By PETER CALDER
No protesters assembled at the theatre door, warning patrons to abandon hope for their immortal souls. That's encouraging, since the New York production of this play, which reimagines Christ and the disciples as a band of gay men, was the target of bomb threats.
But if those who opposed it as an unforgivable blasphemy (one letter reproduced in the programme described it, sight unseen, as a "fearful and terrible deception") had taken the risk of attending, they would have seen a piece which is tenderly, even naively reverential.
Certainly a sprinkle of four-letter words and some frantic sex (heard offstage rather than seen) would test the tolerance of those who regard homosexuality as either a sin or a disease.
But the idea of the human Christ as a man of human appetites is not innovatively transgressive - it informed Martin Scorsese's deeply felt 1988 film The Last Temptation of Christ, for example.
And, though I'm no theologian, it seems to me that anyone who imagines a charismatic religious leader who changed the course of history would have died a virgin simply doesn't get out enough.
In any event, the Christian story is robust enough to withstand scrutiny from a variety of angles and this play - by the prolific author of Kiss of the Spider Woman, Master Class and the rambunctiously heterosexual Frankie and Johnnie in the Clair de Lune - has plenty to say to audiences in a world which still, apparently, wrestles with the idea that God might love all his children.
That said, and considered simply as a piece of theatre, Corpus Christi, which has Jesus as Joshua, born in the 1950s in the Texas city of the title, has a dated feel to it.

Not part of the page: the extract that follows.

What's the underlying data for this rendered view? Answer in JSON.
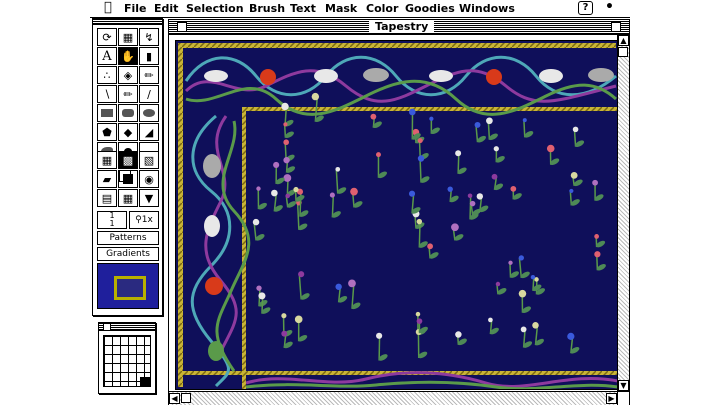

The cast members, plainly united by their passion for the project, deliver performances which are, for the most part, driven by more enthusiasm than craft and some are plain clunky.
The deliberate anachronism, the constant collisions between ancient and modern, poetic and vernacular, are often more jarring than illuminating, and much of the stagecraft recalls the improvisatory style of 1970s guerrilla theatre.
Yet it's often funny, never less than interesting and, in exploring the pain the Bible's Christ plainly endured in coming to terms with his humanity, touching, illuminating, even spiritual.
For those who believe, as Joshua pronounces, that "all men are divine", that can be no bad thing.